闲谈间,露柚凝忽然意识到一事,自她入宫为皇后诊治以来,似乎从未见过其他妃嫔前来探望问候。
这于礼不合,更与她在史书典籍中读到的、历代帝王后宫三千的常态大相径庭。
她斟酌着语气,委婉问道:“娘娘凤体违和这些时日,宫中其他娘娘们……想必也甚是挂念。”
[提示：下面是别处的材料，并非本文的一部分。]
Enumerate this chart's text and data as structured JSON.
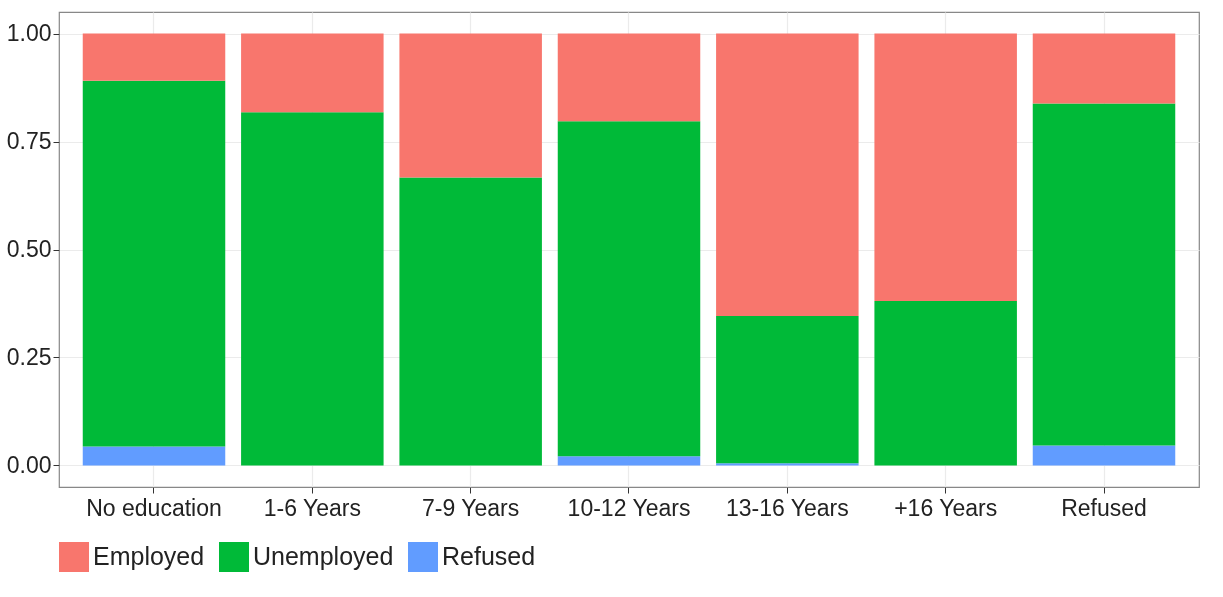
{
  "chart_data": {
    "type": "bar",
    "stacked": true,
    "categories": [
      "No education",
      "1-6 Years",
      "7-9 Years",
      "10-12 Years",
      "13-16 Years",
      "+16 Years",
      "Refused"
    ],
    "series": [
      {
        "name": "Refused",
        "color": "#619cff",
        "values": [
          0.044,
          0,
          0,
          0.021,
          0.005,
          0,
          0.046
        ]
      },
      {
        "name": "Unemployed",
        "color": "#00ba38",
        "values": [
          0.847,
          0.818,
          0.667,
          0.776,
          0.341,
          0.381,
          0.792
        ]
      },
      {
        "name": "Employed",
        "color": "#f8766d",
        "values": [
          0.109,
          0.182,
          0.333,
          0.203,
          0.654,
          0.619,
          0.162
        ]
      }
    ],
    "ylim": [
      -0.05,
      1.05
    ],
    "yticks": [
      {
        "value": 0,
        "label": "0.00"
      },
      {
        "value": 0.25,
        "label": "0.25"
      },
      {
        "value": 0.5,
        "label": "0.50"
      },
      {
        "value": 0.75,
        "label": "0.75"
      },
      {
        "value": 1,
        "label": "1.00"
      }
    ],
    "grid": true,
    "legend": "bottom"
  }
}
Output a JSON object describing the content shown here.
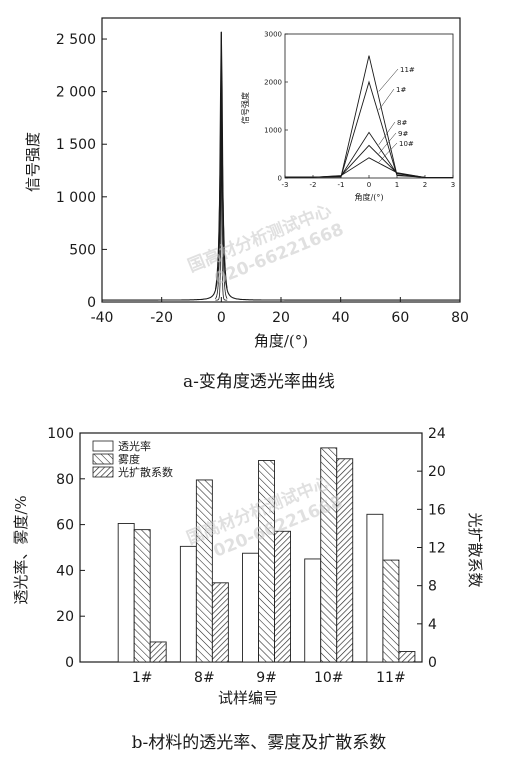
{
  "chart_data": [
    {
      "type": "line",
      "ylabel": "信号强度",
      "xlabel": "角度/(°)",
      "xlim": [
        -40,
        80
      ],
      "ylim": [
        0,
        2700
      ],
      "xticks": [
        "-40",
        "-20",
        "0",
        "20",
        "40",
        "60",
        "80"
      ],
      "yticks": [
        "0",
        "500",
        "1 000",
        "1 500",
        "2 000",
        "2 500"
      ],
      "peak": {
        "x": 0,
        "y": 2550
      },
      "caption": "a-变角度透光率曲线",
      "inset": {
        "type": "line",
        "ylabel": "信号强度",
        "xlabel": "角度/(°)",
        "xlim": [
          -3,
          3
        ],
        "ylim": [
          0,
          3000
        ],
        "xticks": [
          "-3",
          "-2",
          "-1",
          "0",
          "1",
          "2",
          "3"
        ],
        "yticks": [
          "0",
          "1000",
          "2000",
          "3000"
        ],
        "x": [
          -3,
          -2,
          -1,
          0,
          1,
          2,
          3
        ],
        "series": [
          {
            "name": "11#",
            "values": [
              20,
              20,
              25,
              2550,
              60,
              15,
              10
            ]
          },
          {
            "name": "1#",
            "values": [
              20,
              20,
              25,
              2000,
              50,
              15,
              10
            ]
          },
          {
            "name": "8#",
            "values": [
              15,
              15,
              40,
              950,
              90,
              10,
              10
            ]
          },
          {
            "name": "9#",
            "values": [
              15,
              15,
              45,
              680,
              100,
              10,
              10
            ]
          },
          {
            "name": "10#",
            "values": [
              15,
              15,
              50,
              420,
              110,
              10,
              10
            ]
          }
        ]
      }
    },
    {
      "type": "bar",
      "categories": [
        "1#",
        "8#",
        "9#",
        "10#",
        "11#"
      ],
      "xlabel": "试样编号",
      "ylabel": "透光率、雾度/%",
      "ylabel_right": "光扩散系数",
      "ylim": [
        0,
        100
      ],
      "ylim_right": [
        0,
        24
      ],
      "yticks": [
        "0",
        "20",
        "40",
        "60",
        "80",
        "100"
      ],
      "yticks_right": [
        "0",
        "4",
        "8",
        "12",
        "16",
        "20",
        "24"
      ],
      "series": [
        {
          "name": "透光率",
          "values": [
            60.5,
            50.5,
            47.5,
            45,
            64.5
          ]
        },
        {
          "name": "雾度",
          "values": [
            57.8,
            79.5,
            88,
            93.5,
            44.5
          ]
        },
        {
          "name": "光扩散系数",
          "values": [
            2.1,
            8.3,
            13.7,
            21.3,
            1.1
          ]
        }
      ],
      "caption": "b-材料的透光率、雾度及扩散系数"
    }
  ],
  "watermark": {
    "line1": "国高材分析测试中心",
    "line2": "020-66221668"
  }
}
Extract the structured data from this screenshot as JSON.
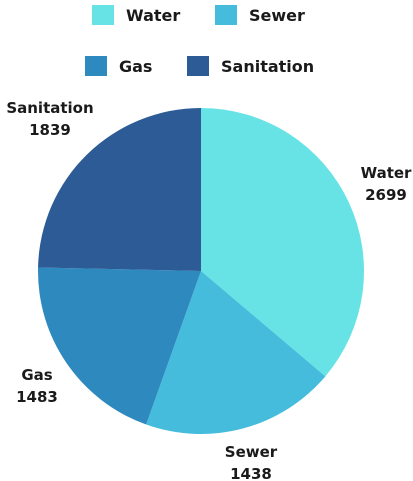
{
  "chart_data": {
    "type": "pie",
    "title": "",
    "legend_placement": "top",
    "start_angle_deg": 0,
    "direction": "clockwise",
    "slices": [
      {
        "label": "Water",
        "value": 2699,
        "color": "#67e3e6"
      },
      {
        "label": "Sewer",
        "value": 1438,
        "color": "#45bcdc"
      },
      {
        "label": "Gas",
        "value": 1483,
        "color": "#2e89be"
      },
      {
        "label": "Sanitation",
        "value": 1839,
        "color": "#2c5b95"
      }
    ]
  }
}
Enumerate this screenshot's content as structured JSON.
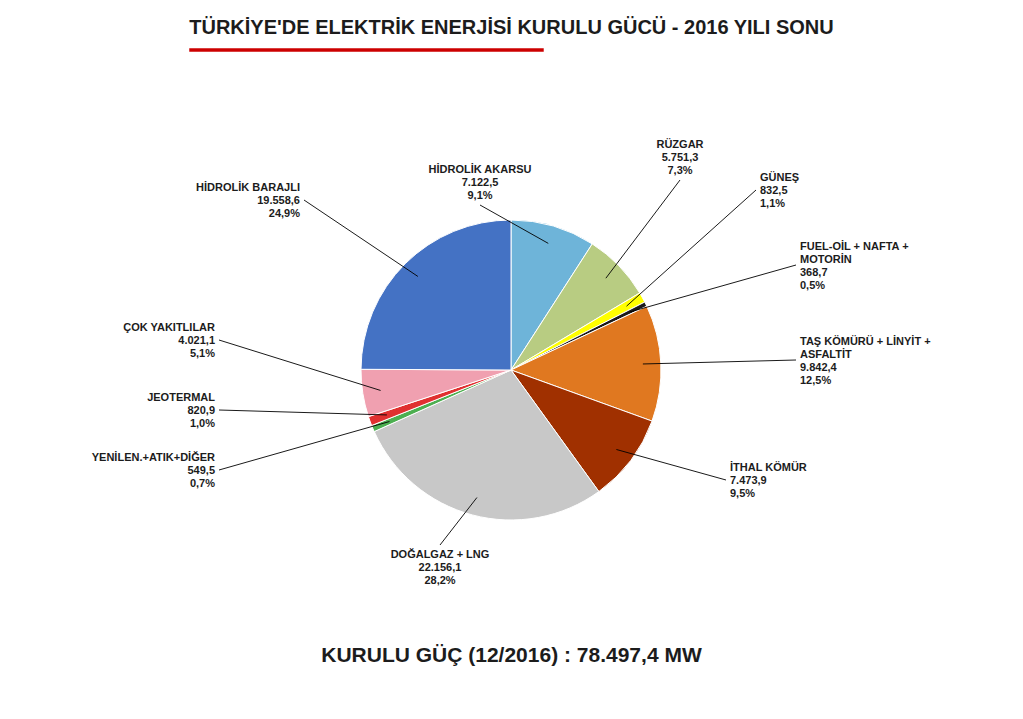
{
  "chart_data": {
    "type": "pie",
    "title": "TÜRKİYE'DE ELEKTRİK ENERJİSİ KURULU GÜCÜ - 2016 YILI SONU",
    "subtitle": "KURULU GÜÇ (12/2016) : 78.497,4 MW",
    "categories": [
      "HİDROLİK AKARSU",
      "RÜZGAR",
      "GÜNEŞ",
      "FUEL-OİL + NAFTA +\nMOTORİN",
      "TAŞ KÖMÜRÜ + LİNYİT +\nASFALTİT",
      "İTHAL KÖMÜR",
      "DOĞALGAZ + LNG",
      "YENİLEN.+ATIK+DİĞER",
      "JEOTERMAL",
      "ÇOK YAKITLILAR",
      "HİDROLİK BARAJLI"
    ],
    "values": [
      9.1,
      7.3,
      1.1,
      0.5,
      12.5,
      9.5,
      28.2,
      0.7,
      1.0,
      5.1,
      24.9
    ],
    "value_labels": [
      "9,1%",
      "7,3%",
      "1,1%",
      "0,5%",
      "12,5%",
      "9,5%",
      "28,2%",
      "0,7%",
      "1,0%",
      "5,1%",
      "24,9%"
    ],
    "mw_labels": [
      "7.122,5",
      "5.751,3",
      "832,5",
      "368,7",
      "9.842,4",
      "7.473,9",
      "22.156,1",
      "549,5",
      "820,9",
      "4.021,1",
      "19.558,6"
    ],
    "colors": [
      "#6EB4D9",
      "#B8CC82",
      "#FFFF00",
      "#1A1A1A",
      "#E07820",
      "#A03000",
      "#C8C8C8",
      "#4CAF50",
      "#E03030",
      "#F0A0B0",
      "#4472C4"
    ],
    "data_labels": true
  }
}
谢袅袅闻言,端着药碗的手微微一顿,随即唇角泛起一丝温柔而复杂的笑意,尚未开口,一旁侍立的易嬷嬷便笑着接话,语气中带着一丝不易察觉的骄傲:“王妃有所不知,咱们这偌大的后宫啊,自先帝爷顺德皇帝登基起,便只有一位皇后娘娘,再未有其他妃嫔。如今陛下承继大统,亦是如此,后宫唯有凤仪宫皇后娘娘一位主子。”
露柚凝闻言,着实吃了一惊。
六宫空置……唯有中宫?
这在她所受的现代教育以及对此间世界的认知中,几乎是不可想象的事情。
历代君王,权衡朝堂、绵延子嗣,后宫充盈乃是常态。
纵有深情者,也难抵前朝权衡与祖宗规制,后宫总少不了几位妃嫔充填门面。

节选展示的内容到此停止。